Aslında Türkiye, HTŞ’nin Esad Rejimini deviren nihai saldırısı başladığında daha itidalli bir söylem belirlemişti. Bu ilerleyişin arkasında Türkiye olduğu yönündeki iddialar reddedilmiş, çatışmalarla ilgili doğrudan bir tavır almaktan kaçınılmıştı. Zaten her ciddi devletin de böyle davranması, kartlarını gizli tutması gerekirdi. Ancak ilerleyişin beklenenden hızlı sürmesi ve rejimin birkaç hafta içinde çökmesi AKP iktidarının bu itidalli tavrı terk etmesine yol açtı. AKP kurmayları ve onların yönlendirmesindeki basın, Suriye’deki yönetim değişikliğinin Türkiye’nin eseri olduğunu iştahla ifade etmeye yöneldiler.

Tükiye’nin bu süreçte etkin bir rol oynadığından tabii ki şüphe yok. Ancak Suriye’de yaşananların, Türkiye’den çok önce ABD-İsrail ikilisinin planlaması sonucu gerçekleştiği de uzmanların büyük oranda üzerinde ittifak ettikleri bir husus. Buna rağmen bu ülkelerin bu süreçteki rollerini gizlemeleri ise devlet ciddiyetine sahip olduklarını ortaya koyuyor. AKP’nin bu işi bu kadar açıkça ve hevesle sahiplenmesi ise onun bunu iç siyasette kullanma ihtiyacına işaret ediyor.

Zira AKP iktidarı artık halka bir umut sunamıyor. Yurttaşın akut problemlerine bir çözüm bulamadığı gibi, bulmaya dönük etkili adımlar atacağına dair de kitlelerde bir güven yaratamıyor. Toplumla olan bağı neredeyse kopmuş, onlara sunabileceği yeni bir vizyon kalmamış. O zaman da dış politik gelişmelerin içeriğini çarpıtıp, olanları Türkiye’nin çıkarına gibi sunup, bunların da AKP iktidarı tarafından başarıldığına dair senaryolar yazmaktan başka bir çareleri kalmıyor.

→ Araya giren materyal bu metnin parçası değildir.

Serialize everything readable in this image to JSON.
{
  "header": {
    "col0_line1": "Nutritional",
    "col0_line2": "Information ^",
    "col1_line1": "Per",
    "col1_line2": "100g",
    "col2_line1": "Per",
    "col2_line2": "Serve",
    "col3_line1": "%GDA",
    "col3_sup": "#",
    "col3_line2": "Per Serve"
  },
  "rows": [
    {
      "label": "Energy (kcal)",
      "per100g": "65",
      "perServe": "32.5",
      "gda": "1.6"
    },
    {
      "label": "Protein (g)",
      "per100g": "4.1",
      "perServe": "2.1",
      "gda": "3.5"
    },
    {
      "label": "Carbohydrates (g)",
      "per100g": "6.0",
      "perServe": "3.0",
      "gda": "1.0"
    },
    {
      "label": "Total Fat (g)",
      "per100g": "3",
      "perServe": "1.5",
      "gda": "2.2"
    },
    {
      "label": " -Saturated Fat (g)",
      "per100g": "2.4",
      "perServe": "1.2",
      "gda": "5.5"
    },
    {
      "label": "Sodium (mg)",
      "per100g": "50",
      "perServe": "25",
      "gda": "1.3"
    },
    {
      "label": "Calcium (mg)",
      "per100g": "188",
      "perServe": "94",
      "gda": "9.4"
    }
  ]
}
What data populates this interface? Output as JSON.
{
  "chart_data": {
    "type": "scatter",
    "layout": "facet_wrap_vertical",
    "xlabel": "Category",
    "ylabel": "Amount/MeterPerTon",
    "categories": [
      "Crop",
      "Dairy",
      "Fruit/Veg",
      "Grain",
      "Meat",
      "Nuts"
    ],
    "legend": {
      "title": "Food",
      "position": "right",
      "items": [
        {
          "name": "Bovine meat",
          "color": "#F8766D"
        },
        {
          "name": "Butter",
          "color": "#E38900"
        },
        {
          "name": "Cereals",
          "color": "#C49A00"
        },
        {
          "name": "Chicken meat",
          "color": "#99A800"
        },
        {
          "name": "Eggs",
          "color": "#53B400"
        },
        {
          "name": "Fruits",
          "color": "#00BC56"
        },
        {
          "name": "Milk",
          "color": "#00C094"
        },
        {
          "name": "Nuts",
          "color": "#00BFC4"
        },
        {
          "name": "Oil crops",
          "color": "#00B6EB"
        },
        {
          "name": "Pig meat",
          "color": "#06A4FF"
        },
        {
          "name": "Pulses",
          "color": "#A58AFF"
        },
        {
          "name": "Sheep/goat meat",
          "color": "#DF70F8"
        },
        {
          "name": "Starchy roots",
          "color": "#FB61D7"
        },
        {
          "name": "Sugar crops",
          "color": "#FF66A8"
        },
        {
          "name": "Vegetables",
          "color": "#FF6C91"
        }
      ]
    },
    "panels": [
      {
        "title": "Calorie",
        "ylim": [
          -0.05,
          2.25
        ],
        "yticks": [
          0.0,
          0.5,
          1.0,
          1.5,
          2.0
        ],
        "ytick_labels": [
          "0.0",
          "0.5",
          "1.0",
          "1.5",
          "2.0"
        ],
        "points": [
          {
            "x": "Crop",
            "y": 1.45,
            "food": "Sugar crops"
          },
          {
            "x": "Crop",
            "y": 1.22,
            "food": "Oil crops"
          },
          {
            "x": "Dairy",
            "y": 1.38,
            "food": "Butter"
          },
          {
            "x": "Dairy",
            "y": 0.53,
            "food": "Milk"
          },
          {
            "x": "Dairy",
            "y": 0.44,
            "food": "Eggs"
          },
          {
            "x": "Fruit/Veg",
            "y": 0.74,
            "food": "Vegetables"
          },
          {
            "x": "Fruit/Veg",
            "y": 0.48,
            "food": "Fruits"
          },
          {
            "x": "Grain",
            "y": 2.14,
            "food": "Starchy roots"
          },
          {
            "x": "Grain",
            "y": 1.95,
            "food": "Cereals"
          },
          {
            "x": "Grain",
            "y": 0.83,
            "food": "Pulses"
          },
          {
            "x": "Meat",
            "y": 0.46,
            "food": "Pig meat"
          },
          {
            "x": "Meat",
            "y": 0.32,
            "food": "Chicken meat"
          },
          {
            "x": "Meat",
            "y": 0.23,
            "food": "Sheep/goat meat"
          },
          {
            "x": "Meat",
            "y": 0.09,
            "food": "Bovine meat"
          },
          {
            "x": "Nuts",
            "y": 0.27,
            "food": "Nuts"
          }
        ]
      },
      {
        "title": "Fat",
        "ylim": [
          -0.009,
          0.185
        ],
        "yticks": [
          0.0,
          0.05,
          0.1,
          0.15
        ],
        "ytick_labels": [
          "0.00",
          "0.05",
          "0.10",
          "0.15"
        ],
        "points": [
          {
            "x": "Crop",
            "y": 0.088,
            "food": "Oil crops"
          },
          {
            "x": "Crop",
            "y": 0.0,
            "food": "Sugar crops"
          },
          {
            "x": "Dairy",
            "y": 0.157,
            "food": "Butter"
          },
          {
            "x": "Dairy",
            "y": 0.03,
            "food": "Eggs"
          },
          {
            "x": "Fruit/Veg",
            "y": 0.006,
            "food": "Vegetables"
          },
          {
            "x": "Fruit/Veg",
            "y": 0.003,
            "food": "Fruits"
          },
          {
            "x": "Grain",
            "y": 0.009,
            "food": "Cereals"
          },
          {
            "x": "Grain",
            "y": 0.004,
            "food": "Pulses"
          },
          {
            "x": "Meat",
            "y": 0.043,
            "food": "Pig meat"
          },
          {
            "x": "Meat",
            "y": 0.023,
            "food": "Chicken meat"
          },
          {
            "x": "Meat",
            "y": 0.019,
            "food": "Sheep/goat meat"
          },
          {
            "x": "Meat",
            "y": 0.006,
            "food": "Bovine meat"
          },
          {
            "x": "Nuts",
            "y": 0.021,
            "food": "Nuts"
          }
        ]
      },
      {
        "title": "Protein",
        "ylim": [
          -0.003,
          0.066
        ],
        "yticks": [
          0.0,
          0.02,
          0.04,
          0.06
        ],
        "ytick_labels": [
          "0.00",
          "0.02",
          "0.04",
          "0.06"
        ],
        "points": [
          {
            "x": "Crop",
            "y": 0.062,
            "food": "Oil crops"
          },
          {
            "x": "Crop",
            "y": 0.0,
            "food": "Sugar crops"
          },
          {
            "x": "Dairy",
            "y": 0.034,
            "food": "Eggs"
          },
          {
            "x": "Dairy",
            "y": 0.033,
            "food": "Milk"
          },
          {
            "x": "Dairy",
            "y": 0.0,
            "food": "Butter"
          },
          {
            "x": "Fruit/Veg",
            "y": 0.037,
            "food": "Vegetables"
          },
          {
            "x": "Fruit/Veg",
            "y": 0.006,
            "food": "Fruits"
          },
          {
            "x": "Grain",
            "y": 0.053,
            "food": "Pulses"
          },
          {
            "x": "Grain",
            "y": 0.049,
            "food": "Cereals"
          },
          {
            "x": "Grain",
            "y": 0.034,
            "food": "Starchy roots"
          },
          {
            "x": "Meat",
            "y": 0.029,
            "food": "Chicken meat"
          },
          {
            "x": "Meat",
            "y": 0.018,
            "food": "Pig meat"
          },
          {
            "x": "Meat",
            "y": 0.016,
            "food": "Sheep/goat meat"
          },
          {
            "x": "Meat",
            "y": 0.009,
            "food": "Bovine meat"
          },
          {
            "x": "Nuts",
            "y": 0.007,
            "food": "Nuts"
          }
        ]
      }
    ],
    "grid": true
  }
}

İşte son belirlenen asgari ücret... TÜİK’in bile enflasyonu %47 olarak ölçtüğü bir ülkede AKP iktidarı asgari ücretliye %30’luk bir zammı reva gördü. Yani zaten açlık sınırında yaşayan çalışan halk kesiminin %17 daha fakirleşmesine resmi olarak göz yumdu. Hem de bu daha başlangıç. Enflasyonun etkisiyle yıl içinde bu kesimin alım gücü daha da düşecek. Üstelik ülkede maaşlı çalışanların yarısından fazlası asgari ücrete talim etmek zorundayken...

Milyonlarca emeklinin durumu ise bundan da kötü. Hayatlarını güvence ve konfor içinde geçirmesi toplumun üzerine vazife olan emekli kesim açlık sınırının yarısına tekabül eden bir maaşla hayata tutunmaya çalışacak. Milyonlarca işsiz, öğrenci ve güvencesiz ev kadınını ise saymaya başlamadık bile.

Karşımızda böylesi bir yıkım tablosu varken AKP iktidarı tabii ki ekonomiyi konuşmayacak. Aynı şekilde ülkedeki hukuksuzluğu, baskı ortamını, asayiş sorununu da dile getirmeyecek. O yüzden de ağzına alacak bir Suriye sakızı, bunu çiğnemeye devam edecek. Başka çıkış yolu mu var?

Ama artık bu oyunun sonu geldi, bu taktiklerin tüketim tarihi de çoktan geçti. Çünkü toplum yaşadığı sorunların geçici olmadığını anladı ve AKP’nin bu sorunlara çözüm bulmaktan aciz olduğunu da gördü. Bundan sonra dış politikadaki “zafer” hikayelerini istediği kadar anlatsın, buradan bir dönüş olmayacak. Sokakta, pazarda, Halk Ekmek büfeleri önünde kaybedilen meşruiyet Halep’te, Şam’da kazanılmayacak.

Unutmayalım ki karanlığın en koyu olduğu an, aydınlığın da en yakın olduğu zamandır!